I am developing a new bot that does article directory submission for a variety of article directory platforms and I am coming across a common issue. When an article gets approved sometimes it goes unnoticed by the spiders and never shows up cached. Keep in mind that all articles are synonymized and are never 100% alike, so dupe content shouldn't be an issue. I thought of solving this problem in a couple of different ways but each have their drawbacks. The first possible solution would be to linkline (or possibly linkwheel) the articles and bookmark the beginning of the line. The problem with this would be that I don't know the URL of each article until it is approved by the moderators (not always the case - sometimes I can guess the future URL), but theoritically if there is a bad URL, then I have to edit the article and correct it. I have 1000 article directories and that's too painful. The second possible solution would be to bookmark (digg, jumptags etc) each approved article. This may work, but you would need several accounts, several email addys, and well, that is not the lazy man's approach. The third possible solution would be to have the bot continuously check for non-cached versions of approved articles, then create an html file that you upload to an already indexed website. Eventually, the spiders will see the html file, then follow through to the various un-cached articles.

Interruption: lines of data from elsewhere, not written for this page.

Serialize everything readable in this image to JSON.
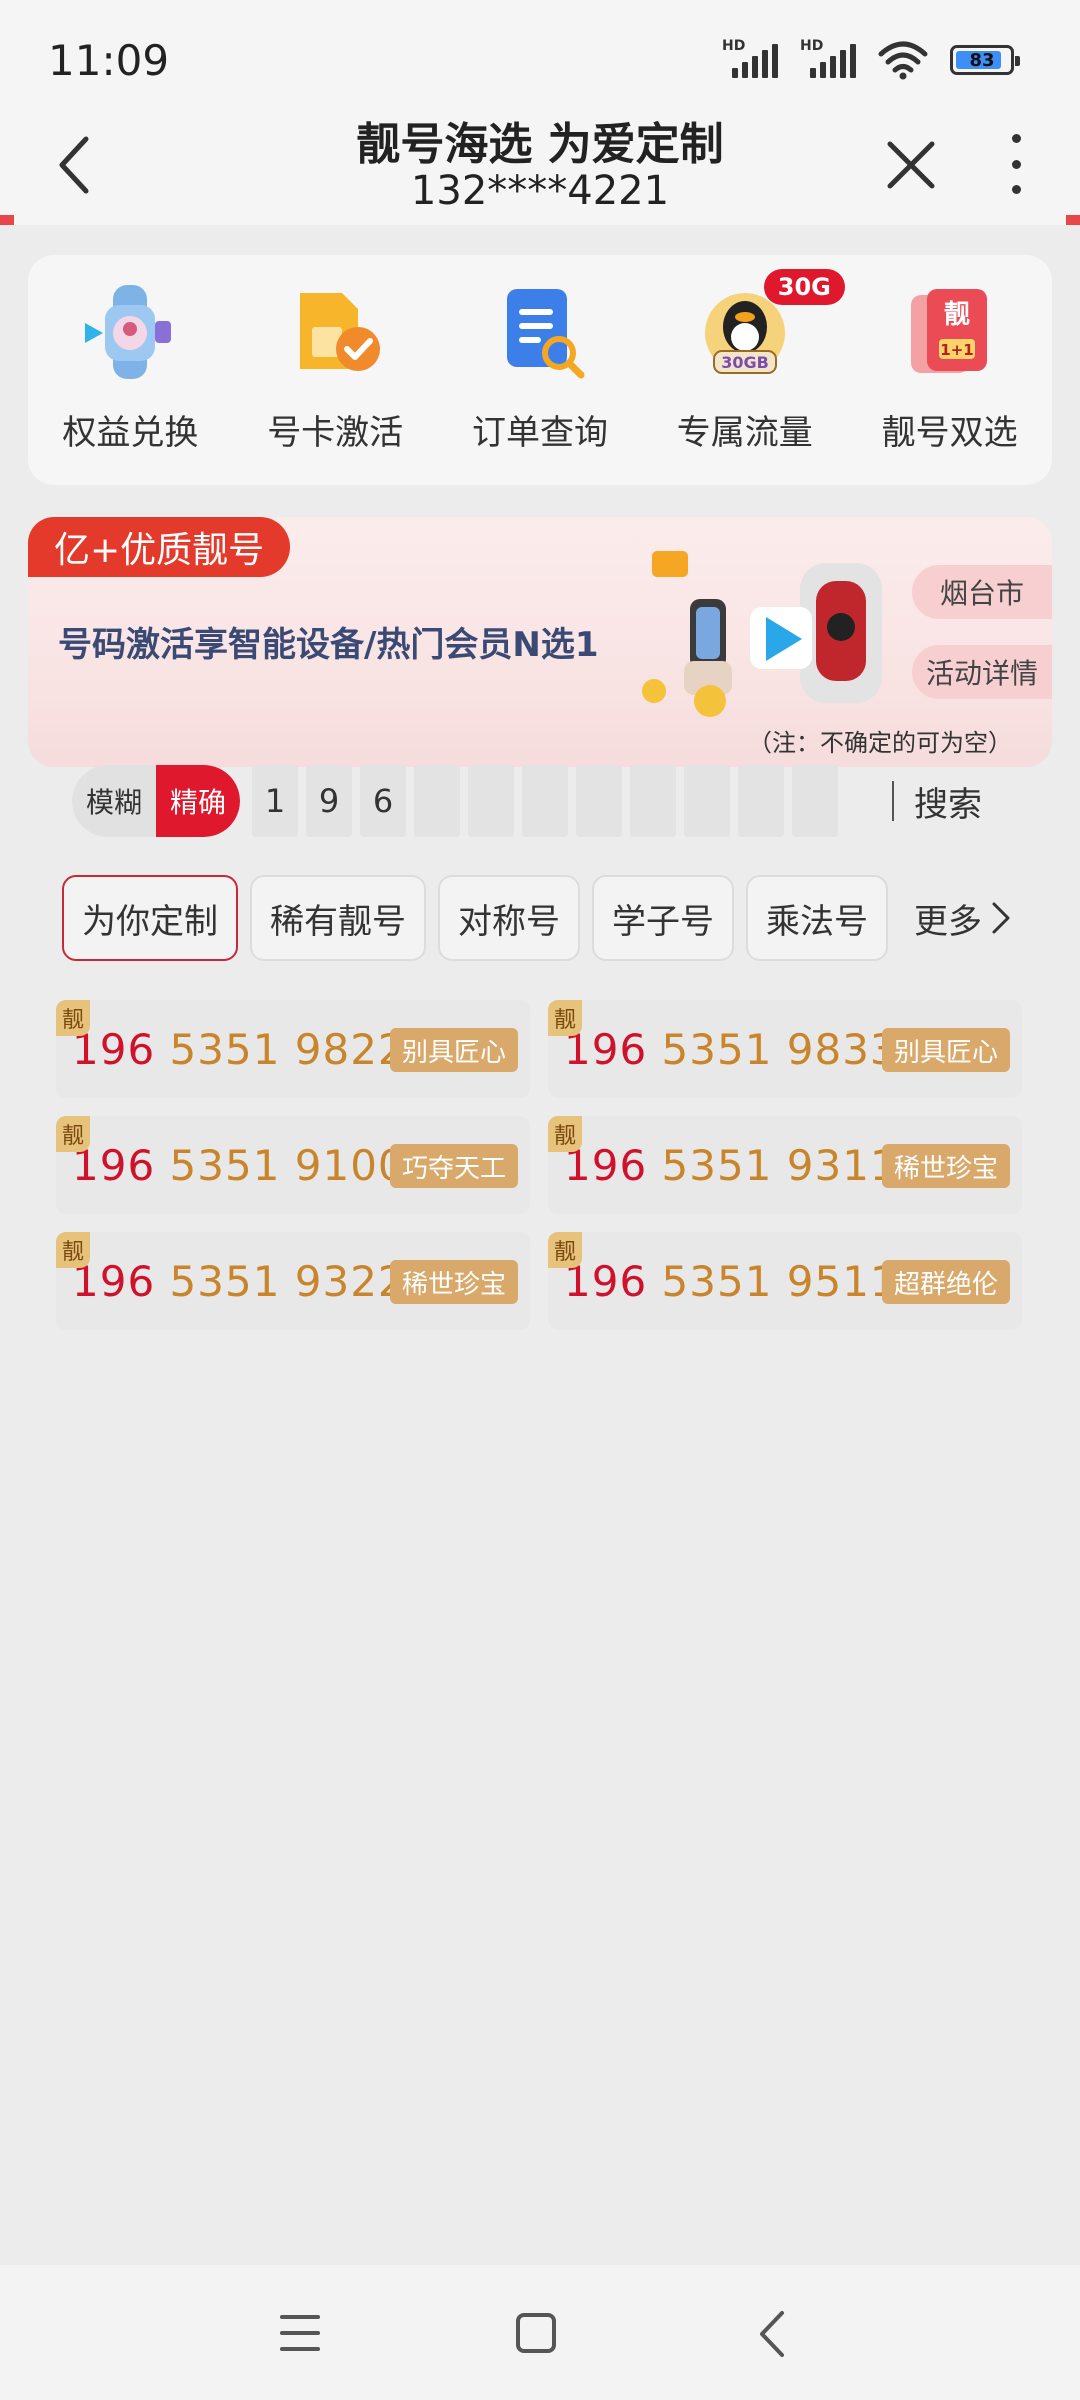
{
  "status": {
    "time": "11:09",
    "battery": "83",
    "signal1": "HD",
    "signal2": "HD"
  },
  "header": {
    "title": "靓号海选 为爱定制",
    "subtitle": "132****4221"
  },
  "quick_links": [
    {
      "label": "权益兑换",
      "icon": "watch-gift-icon"
    },
    {
      "label": "号卡激活",
      "icon": "sim-card-check-icon"
    },
    {
      "label": "订单查询",
      "icon": "order-search-icon"
    },
    {
      "label": "专属流量",
      "icon": "qq-penguin-icon",
      "badge": "30G"
    },
    {
      "label": "靓号双选",
      "icon": "double-number-icon"
    }
  ],
  "banner": {
    "tag": "亿+优质靓号",
    "text": "号码激活享智能设备/热门会员N选1",
    "city": "烟台市",
    "detail": "活动详情",
    "note": "（注：不确定的可为空）"
  },
  "search": {
    "mode_fuzzy": "模糊",
    "mode_exact": "精确",
    "digits": [
      "1",
      "9",
      "6",
      "",
      "",
      "",
      "",
      "",
      "",
      "",
      ""
    ],
    "button": "搜索"
  },
  "tabs": [
    "为你定制",
    "稀有靓号",
    "对称号",
    "学子号",
    "乘法号",
    "更多"
  ],
  "numbers": [
    {
      "prefix": "196",
      "rest": "5351 9822",
      "tag": "别具匠心",
      "mark": "靓"
    },
    {
      "prefix": "196",
      "rest": "5351 9833",
      "tag": "别具匠心",
      "mark": "靓"
    },
    {
      "prefix": "196",
      "rest": "5351 9100",
      "tag": "巧夺天工",
      "mark": "靓"
    },
    {
      "prefix": "196",
      "rest": "5351 9311",
      "tag": "稀世珍宝",
      "mark": "靓"
    },
    {
      "prefix": "196",
      "rest": "5351 9322",
      "tag": "稀世珍宝",
      "mark": "靓"
    },
    {
      "prefix": "196",
      "rest": "5351 9511",
      "tag": "超群绝伦",
      "mark": "靓"
    }
  ],
  "colors": {
    "accent": "#e0182e",
    "gold": "#c9852b",
    "tag_bg": "#d9a86b"
  }
}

I like the third solution the best because it is the easiest from a programming standpoint. If all links to each article come from one source (the html file), is it possible that this could hurt my SEO since the basic structure of the linking pattern would be: One html file pointing to many articles that point to one website. The HTML file would reside on a different site that I am trying to SEO. Anyways, I hope that wasn't too confusing, but I am looking to see what you guys think.
Well, i do think the same and i have also tried generating some backlinks for that specific page but it did not helped me much. I'll give a try to the 3rd solution mentioned in the post.
I wouldn't be so sure... Google has a patent on near duplicate detection... It doesn't have to be exact to be considered duplicate. They can detect that page X is 39.622% duplicate of page Y. Building followed backlinks to your "spun" article from relevant web pages that are already indexed is ALWAYS a good idea... for ALL articles, not just spammy "spun" articles. This will help to keep your articles indexed AFTER they move off of the recent articles page at the submission site and are only accessible via links deep in the archives of the submission sites.
True enough about the duplication. It really depends on how much effort you put into spinning. 6+ synonyms for almost every word in a 500 word article should be fairly sufficient. If I have 200 uncached articles, how would I go about getting them indexed?